FILM REVIEW: Vicky Cristina Barcelona

© A.J. Malouin 2008

(Rating: 7 by The Film Snob)
(See our side-bar page “How Caryl & Al Rate Movies”)

2008/Spain/USA. Written and directed by Woody Allen.)
With a big yawning wink at Henry James, two young women set off to spend the summer months on Holiday in the city of Barcelona. They go there because Judy and Mark Nash, American expatriates, have a huge home in which to put them up.

Even more important, they go there because the City of Barcelona offered to pay the film’s production costs if Woody Allen shot a film there. Sadly, the City of Barcelona did not get its money’s worth. More the to point, the audience here barely gets its money’s worth.

Our story? Vicky and Cristina are going to Barcelona to spend the summer with a distant relative of one of them. Vicky is steadfast and plodding, with her sweet future life planned out minutely with her sweet, plodding husband-to-be. Cristina, the blonde, is looking for something whose exact description eludes her totally. Cristina only knows what she *doesn’t* want.

We are not shown any of this, but are TOLT it by a voice-over narrator who is annoyingly present throughout the film, telling us continually what is going on — so that the actors do not have to *show* us, through acting, exactly what is going on.

One of the many annoying aspects of this misfire of an Allen is that the voice-over narrator is Not Even Woody Allen. We KNOW this is a Woody-Allen film: the opening credits and the Woody-Allen speechifying of almost allllll the characters almost allllll of the time make this semi-painfully clear. Yet W. Allen has chosen not to narrate the action (such as it is…) himself, and has inserted…someone…to do the Allen work of explaining what the actors cannot, or will not, *demonstrate*.

This misfire of a film could have been 42% better *merely* by having Allen read the voice-over narration which explains things that the characters’ acting apparently cannot.

Anyway…

Vicky and Cristina soon bump into the Spanish painter Juan Antonio, who invites them BOTH out of Barcelona for the weekend, making it clear that he wants to sleep with Both of them, and both at the same time.

Vicky and Cristina discuss this proposal amongst themselves at a length that makes us want to kill them both. Worse, they do it in speechifying terms which have the dead bones of alllll previous Woody Allen characters sticking out of their mouths as the two of them haggle the pros and cons of the proposed trip.

Guess what? They go!!! Cristina, the one who truly wants to Do It, is suddenly struck with food poisoning, and Vicky, the one who truly doesn’t want to Do It, is left to sitesee [sic] with Juan.

Guess what?

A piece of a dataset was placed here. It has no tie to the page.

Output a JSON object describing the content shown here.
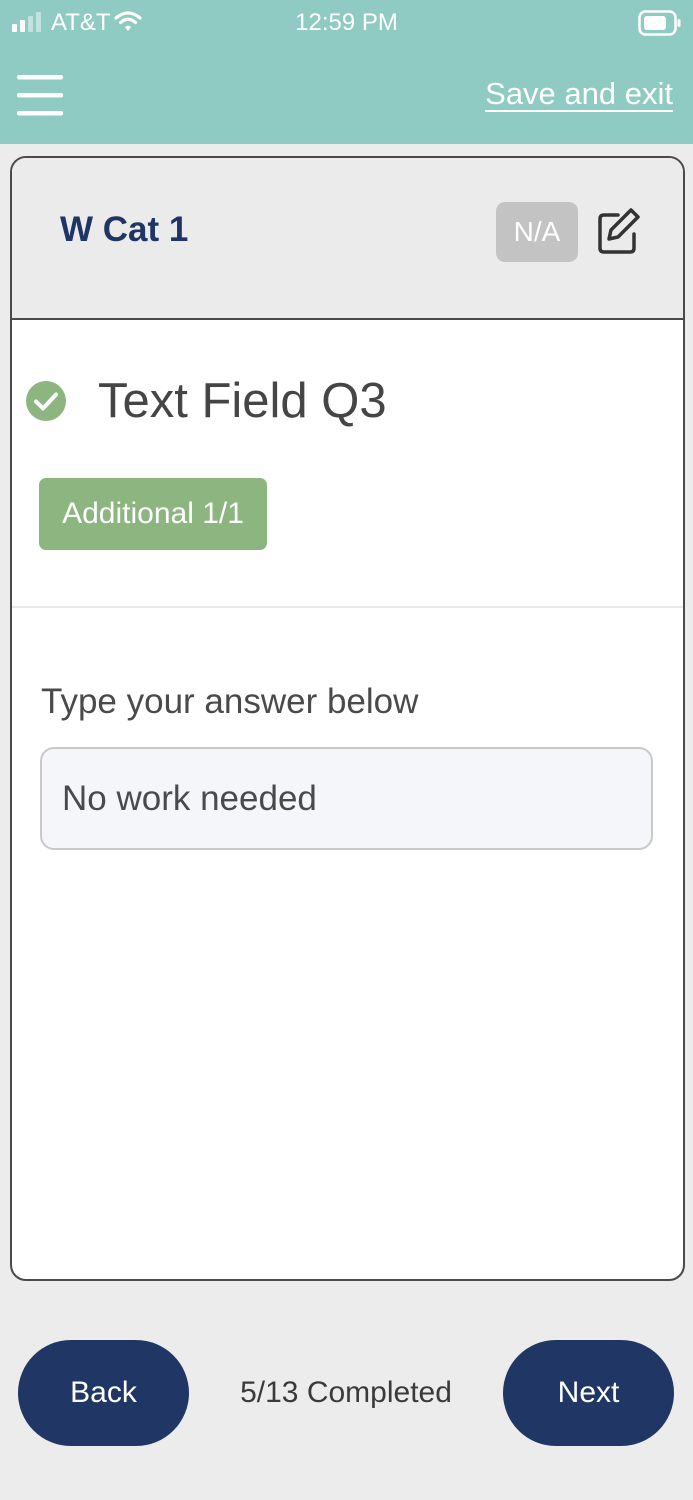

They Do It! Once,

Later, Cristina is healthy and moves in with Juan. Juan’s ex-wife Maria Elena, an artist herself, tries to commit suicide and, as her reward, is allowed to live in Juan’s house.

Can you say “menage a trois?” Can you say “lesbian kisses?” Can you say “Psychological gunfire suddenly breaks out!!!”?

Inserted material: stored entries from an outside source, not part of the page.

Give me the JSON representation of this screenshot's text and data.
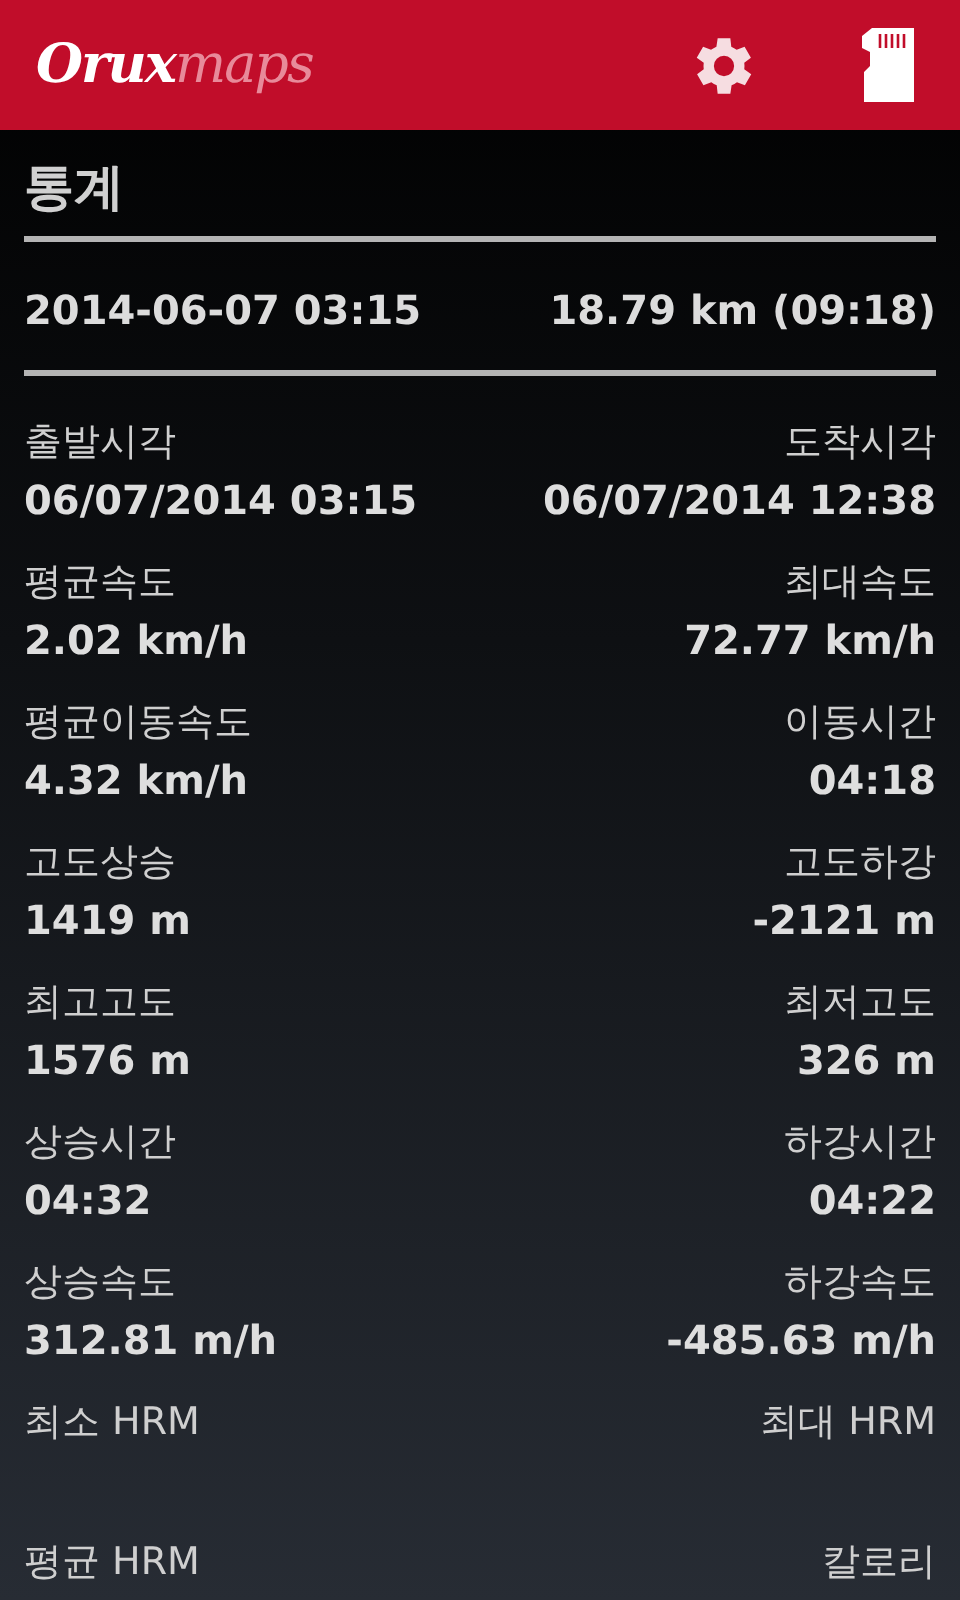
{
  "app_bar": {
    "logo": {
      "strong": "Orux",
      "light": "maps"
    }
  },
  "title": "통계",
  "summary": {
    "date": "2014-06-07 03:15",
    "distance": "18.79 km (09:18)"
  },
  "stats": [
    {
      "left": {
        "label": "출발시각",
        "value": "06/07/2014 03:15"
      },
      "right": {
        "label": "도착시각",
        "value": "06/07/2014 12:38"
      }
    },
    {
      "left": {
        "label": "평균속도",
        "value": "2.02 km/h"
      },
      "right": {
        "label": "최대속도",
        "value": "72.77 km/h"
      }
    },
    {
      "left": {
        "label": "평균이동속도",
        "value": "4.32 km/h"
      },
      "right": {
        "label": "이동시간",
        "value": "04:18"
      }
    },
    {
      "left": {
        "label": "고도상승",
        "value": "1419 m"
      },
      "right": {
        "label": "고도하강",
        "value": "-2121 m"
      }
    },
    {
      "left": {
        "label": "최고고도",
        "value": "1576 m"
      },
      "right": {
        "label": "최저고도",
        "value": "326 m"
      }
    },
    {
      "left": {
        "label": "상승시간",
        "value": "04:32"
      },
      "right": {
        "label": "하강시간",
        "value": "04:22"
      }
    },
    {
      "left": {
        "label": "상승속도",
        "value": "312.81 m/h"
      },
      "right": {
        "label": "하강속도",
        "value": "-485.63 m/h"
      }
    },
    {
      "left": {
        "label": "최소 HRM"
      },
      "right": {
        "label": "최대 HRM"
      }
    },
    {
      "left": {
        "label": "평균 HRM"
      },
      "right": {
        "label": "칼로리"
      }
    }
  ]
}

Meanwhile, the unhappily married Judy Nash tries to engineer Vicky back into Juan — or, more accurately, engineer Juan back into Vicky. Can you say “Live-ammunition gunfire suddenly breaks out!!!”?

The Film Snob thought Rebecca Hall did the best acting, as the jittery, morally conflicted Vicky. He thought the prettiest person in the film was Javier Bardem as Juan Antonio.

Caryl thought Bardem merely lookt scruffy.

Also very good in this film was Penelope Cruz as the suicidal, gun-totting, passionate and mercurial Maria Elena.

One huge (among several) disappointments for The Film Snob was the lack of romancing of Barcelona by the camera. In early Woody Allen films, the city of Manhattan itself has always been a major character in the story. Here, however, the characters simply walk through the motions of what little Barcelona there is.

The incredible La Merce Festival, the festival that celebrates the end of summer, is covered off by our two bimbos walking past eight or ten celebrants. Parc Guell is given the back of the camera’s hand also, with the water-drooling ceramic dragon just barely visible in the background of a conversation. The rest of the magnificent Parc is not shown at all, excepting in one black-and-white photograph which Cristina makes of several children. La Pedrena (The Stone Quarry), also, is only seen between the noses of two conversationalists.

Tragic work indeed. As far as these cameras are concerned, Gaudi might as well never have existed.

In the end? All of the characters end up exactly where they were at the beginning of the film. The voice-over narrator tells us that this is true, so that the characters, mercifully, do not actually have to act this out. All they have to do is walk through the Barcelona airport for their flight back to New York City. If Woody Allen were joining them, perhaps, just perhaps, his overseas filmmaking career would not continue to contain so many misfires like “Vicky Cristina Barcelona.”

Perhaps.

(1 hr 36. Rated “PG-13” in the USA for mature thematic material involving sexuality, and for smoking. In English, and some Spanish and Catalan, with English subtitles in the USA, as needed. With Rebecca Hall as Vicky, Scarlett Johansson as Cristina, Christopher Evan Welch as the Voice-Over Narrator, Chris Messina as Doug, Patricia Clarkson as Judy Nash, Kevin Dunn as Mark Nash, Julio Perillán as Charles, Javier Bardem as Juan Antonio, Penélope Cruz as Maria Elena, and Pablo Schreiber as Ben.)